# Tax on Google, Facebook and Uber to go ahead



## Hugh G (Sep 22, 2016)

7:05am May 21, 2018
https://www.9news.com.au/national/2...-facebook-uber-tax-on-tech-giants-to-go-ahead
Crossbench senators would support the federal government's $176 billion tax plan in exchange for a tax on digital companies such as Google, Facebook and Uber.

The coalition needs two more votes to get its plan to cut income tax for low-and-middle income workers, and lower corporate taxes, passed by parliament.

Centre Alliance senators Stirling Griff and Rex Patrick are "100 percent behind a digital economy tax proposal", Fairfax Media reports

If the digital economy tax makes the government coffers swell more than they do now, that is very much a positive step," Senator Griff said.

"As long as there are no cuts to core community services, we'd be receptive to a degree of tax relief for everybody. A lot could happen in six weeks; maybe the company and income taxes can be done by July."

The government is trying to get a $140 billion income tax cut plan, as well as a $35.6 billion bid to lower the corporate tax rate for big businesses, through parliament.

The package, a key plank of the federal budget, is due for debate in House of Representatives tomorrow.

Labor supports the first part of the tax cut plan, which starts with a reduction of up to $530 a year under a low and middle-income tax offset.

If it wins the next federal election, Labor has promised almost doubling this offset to over $900.

But it won't back the Turnbull government's second and third steps, which make changes to certain tax brackets at various stages, until at least the government provides more information on their cost.

The budget papers show the plan will cost $13.4 billion over the first four years, but Treasurer Scott Morrison has repeatedly declined to break it down year-by-year beyond that other than to say it will amount to $140 billion over 10 years.

Mr Morrison is also adamant he won't split the package to ensure its passage in the Senate, where the government doesn't have a majority.

Greens leader Ricard Di Natale believes tax cuts are a "bribe" by the government to gain support for the remainder of its company tax cuts, which are stuck in the Senate.

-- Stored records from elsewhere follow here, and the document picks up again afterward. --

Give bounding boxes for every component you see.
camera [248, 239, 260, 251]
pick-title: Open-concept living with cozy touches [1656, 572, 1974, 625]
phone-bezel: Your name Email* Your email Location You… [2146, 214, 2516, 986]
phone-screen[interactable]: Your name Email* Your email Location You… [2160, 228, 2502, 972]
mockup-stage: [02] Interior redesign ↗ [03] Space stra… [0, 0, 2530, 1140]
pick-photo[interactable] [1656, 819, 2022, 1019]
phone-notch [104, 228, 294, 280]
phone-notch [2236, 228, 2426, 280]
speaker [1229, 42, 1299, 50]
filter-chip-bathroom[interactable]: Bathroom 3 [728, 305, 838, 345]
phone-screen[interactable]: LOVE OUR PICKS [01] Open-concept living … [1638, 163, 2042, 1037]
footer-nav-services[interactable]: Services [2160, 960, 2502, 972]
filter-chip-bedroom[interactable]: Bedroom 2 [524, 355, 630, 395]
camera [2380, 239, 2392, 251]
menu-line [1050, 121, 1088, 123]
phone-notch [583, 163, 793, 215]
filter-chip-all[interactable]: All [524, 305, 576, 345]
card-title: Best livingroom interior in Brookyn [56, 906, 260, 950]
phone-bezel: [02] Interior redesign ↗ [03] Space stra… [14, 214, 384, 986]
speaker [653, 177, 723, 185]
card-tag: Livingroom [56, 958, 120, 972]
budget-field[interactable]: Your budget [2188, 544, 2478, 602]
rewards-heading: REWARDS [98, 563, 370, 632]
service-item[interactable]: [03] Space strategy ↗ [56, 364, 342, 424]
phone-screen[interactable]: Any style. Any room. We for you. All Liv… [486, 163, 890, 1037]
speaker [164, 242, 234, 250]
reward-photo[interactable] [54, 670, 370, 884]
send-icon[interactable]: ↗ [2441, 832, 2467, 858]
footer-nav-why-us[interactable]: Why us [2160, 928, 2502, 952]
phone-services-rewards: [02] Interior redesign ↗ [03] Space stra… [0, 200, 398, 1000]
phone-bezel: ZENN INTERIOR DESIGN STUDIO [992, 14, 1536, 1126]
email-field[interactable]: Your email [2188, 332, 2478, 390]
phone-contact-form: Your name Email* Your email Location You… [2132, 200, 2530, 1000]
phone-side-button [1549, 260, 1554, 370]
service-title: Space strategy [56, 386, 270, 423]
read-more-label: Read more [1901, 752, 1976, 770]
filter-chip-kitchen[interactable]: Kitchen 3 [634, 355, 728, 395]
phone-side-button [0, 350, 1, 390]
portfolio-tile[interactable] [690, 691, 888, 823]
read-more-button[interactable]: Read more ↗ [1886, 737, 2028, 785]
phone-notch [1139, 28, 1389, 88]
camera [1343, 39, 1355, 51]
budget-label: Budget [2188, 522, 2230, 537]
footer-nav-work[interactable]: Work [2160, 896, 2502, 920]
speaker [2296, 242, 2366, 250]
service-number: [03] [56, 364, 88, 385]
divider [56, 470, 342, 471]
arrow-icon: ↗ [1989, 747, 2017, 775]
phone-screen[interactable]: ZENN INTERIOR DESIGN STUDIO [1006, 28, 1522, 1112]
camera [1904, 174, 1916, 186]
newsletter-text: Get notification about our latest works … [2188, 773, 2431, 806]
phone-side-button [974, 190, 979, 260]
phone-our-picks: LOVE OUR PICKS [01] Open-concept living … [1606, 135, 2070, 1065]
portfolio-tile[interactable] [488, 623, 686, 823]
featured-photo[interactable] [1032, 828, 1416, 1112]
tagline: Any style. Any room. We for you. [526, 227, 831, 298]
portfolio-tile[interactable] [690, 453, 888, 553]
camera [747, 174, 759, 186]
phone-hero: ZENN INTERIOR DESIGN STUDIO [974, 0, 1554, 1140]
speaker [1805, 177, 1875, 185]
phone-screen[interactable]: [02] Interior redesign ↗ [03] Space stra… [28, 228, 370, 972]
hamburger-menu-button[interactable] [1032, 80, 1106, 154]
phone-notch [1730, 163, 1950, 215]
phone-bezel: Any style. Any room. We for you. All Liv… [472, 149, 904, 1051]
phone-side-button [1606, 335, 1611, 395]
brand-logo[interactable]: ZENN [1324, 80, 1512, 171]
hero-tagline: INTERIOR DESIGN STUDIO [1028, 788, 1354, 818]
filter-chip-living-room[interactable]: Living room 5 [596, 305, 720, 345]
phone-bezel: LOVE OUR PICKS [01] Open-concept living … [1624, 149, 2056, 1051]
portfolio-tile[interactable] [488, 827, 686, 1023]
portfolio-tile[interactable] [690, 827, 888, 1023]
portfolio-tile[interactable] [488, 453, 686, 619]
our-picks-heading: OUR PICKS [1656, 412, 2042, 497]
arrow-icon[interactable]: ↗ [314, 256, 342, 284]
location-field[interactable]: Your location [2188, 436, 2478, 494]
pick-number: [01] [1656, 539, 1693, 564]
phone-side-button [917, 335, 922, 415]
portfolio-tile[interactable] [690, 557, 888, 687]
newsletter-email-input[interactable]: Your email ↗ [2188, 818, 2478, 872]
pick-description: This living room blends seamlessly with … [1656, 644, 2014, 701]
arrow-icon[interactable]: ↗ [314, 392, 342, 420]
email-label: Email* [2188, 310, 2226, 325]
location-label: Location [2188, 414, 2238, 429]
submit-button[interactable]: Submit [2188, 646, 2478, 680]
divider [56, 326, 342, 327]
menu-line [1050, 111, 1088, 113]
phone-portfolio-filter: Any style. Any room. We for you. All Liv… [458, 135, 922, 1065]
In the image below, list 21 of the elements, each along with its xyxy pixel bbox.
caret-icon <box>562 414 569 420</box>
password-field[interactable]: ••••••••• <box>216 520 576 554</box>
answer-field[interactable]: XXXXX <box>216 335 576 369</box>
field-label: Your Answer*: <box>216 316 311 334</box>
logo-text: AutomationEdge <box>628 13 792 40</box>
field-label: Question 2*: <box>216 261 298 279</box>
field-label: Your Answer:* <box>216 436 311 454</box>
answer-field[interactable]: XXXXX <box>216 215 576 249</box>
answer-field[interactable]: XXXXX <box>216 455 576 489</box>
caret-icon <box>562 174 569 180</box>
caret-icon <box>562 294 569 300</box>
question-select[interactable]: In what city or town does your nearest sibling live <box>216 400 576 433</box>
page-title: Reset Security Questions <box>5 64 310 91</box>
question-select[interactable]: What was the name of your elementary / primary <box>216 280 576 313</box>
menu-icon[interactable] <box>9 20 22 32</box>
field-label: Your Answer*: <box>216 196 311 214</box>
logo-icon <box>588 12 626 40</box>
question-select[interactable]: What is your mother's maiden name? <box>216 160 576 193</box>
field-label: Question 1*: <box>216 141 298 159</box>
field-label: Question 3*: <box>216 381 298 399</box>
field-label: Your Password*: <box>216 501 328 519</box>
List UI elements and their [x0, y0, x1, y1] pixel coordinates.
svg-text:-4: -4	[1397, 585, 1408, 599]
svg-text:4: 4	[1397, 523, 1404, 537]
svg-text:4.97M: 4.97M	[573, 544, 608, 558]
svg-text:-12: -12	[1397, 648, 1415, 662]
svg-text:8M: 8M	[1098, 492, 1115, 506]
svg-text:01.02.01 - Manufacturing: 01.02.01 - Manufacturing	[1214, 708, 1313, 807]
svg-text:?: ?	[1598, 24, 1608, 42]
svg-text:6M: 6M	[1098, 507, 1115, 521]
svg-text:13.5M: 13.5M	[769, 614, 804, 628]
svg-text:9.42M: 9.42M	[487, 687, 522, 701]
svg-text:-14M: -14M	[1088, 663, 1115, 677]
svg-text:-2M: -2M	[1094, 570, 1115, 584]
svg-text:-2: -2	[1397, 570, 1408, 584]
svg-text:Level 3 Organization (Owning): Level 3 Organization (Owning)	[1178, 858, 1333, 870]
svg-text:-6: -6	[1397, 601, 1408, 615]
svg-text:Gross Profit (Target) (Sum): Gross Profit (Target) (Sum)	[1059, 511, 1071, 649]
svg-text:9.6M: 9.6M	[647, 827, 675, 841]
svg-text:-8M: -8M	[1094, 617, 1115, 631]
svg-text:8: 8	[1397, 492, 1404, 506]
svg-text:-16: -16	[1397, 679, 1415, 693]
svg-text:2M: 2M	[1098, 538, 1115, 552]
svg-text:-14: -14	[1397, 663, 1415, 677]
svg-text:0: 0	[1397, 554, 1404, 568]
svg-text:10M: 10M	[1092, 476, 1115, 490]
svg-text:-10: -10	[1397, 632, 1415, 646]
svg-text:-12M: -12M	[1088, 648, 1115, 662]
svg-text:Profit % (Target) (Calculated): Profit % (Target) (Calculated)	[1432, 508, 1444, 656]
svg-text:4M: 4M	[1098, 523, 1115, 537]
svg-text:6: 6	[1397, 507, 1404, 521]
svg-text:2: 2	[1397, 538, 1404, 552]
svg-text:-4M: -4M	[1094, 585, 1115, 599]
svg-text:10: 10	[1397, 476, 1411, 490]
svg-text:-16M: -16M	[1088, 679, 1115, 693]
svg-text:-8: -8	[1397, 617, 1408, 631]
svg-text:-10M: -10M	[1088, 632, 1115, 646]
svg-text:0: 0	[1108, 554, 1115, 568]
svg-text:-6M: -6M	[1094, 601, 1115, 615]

He says the priority should be greater investment in public services.

"For years, politicians have been telling Australians that the budget doesn't have money to properly fund our public schools, build a world-class NBN, or take action on climate change," Senator Di Natale told AAP.

"Yet when an election is rolling around both old parties are giving away cheques like a breakfast TV show trying to increase their ratings."

But the Greens won't have a bar of any income tax cuts, from either of the major parties.


----------



## mistareno (Nov 9, 2017)

Good. There are so many companies that legally avoid paying Tax in this country, that it begs the question, why don't the government actually close the loop holes.

Ikea Furniture is a prime example. They have been paying SFA Tax in Australia for decades, despite massive growth in turnover.

They do this of course, by splitting the Supply and Retail arms of the group into separate entities.

The Retail entity runs all the stores in various countries and pays Tax on their 'profit.

The Supply entity is based in a Tax Haven and artificially inflates the prices (to varying degrees depending on country/market) and sells the goods to the Retail entity at a price just low enough for the retail entity to still turn a profit.

The Retail entity pays Tax on the mediocre profit they make and the hidden profit goes back to the Supply Entity, and no Tax is ever payed locally on that amount.

If they want to build a new store, the Retail entity loans money from the Supply entity and the 'repayments' reduce the Tax they pay even more...

https://www.smh.com.au/business/com...ofits-are-mostly-taxfree-20141106-11hlut.html


----------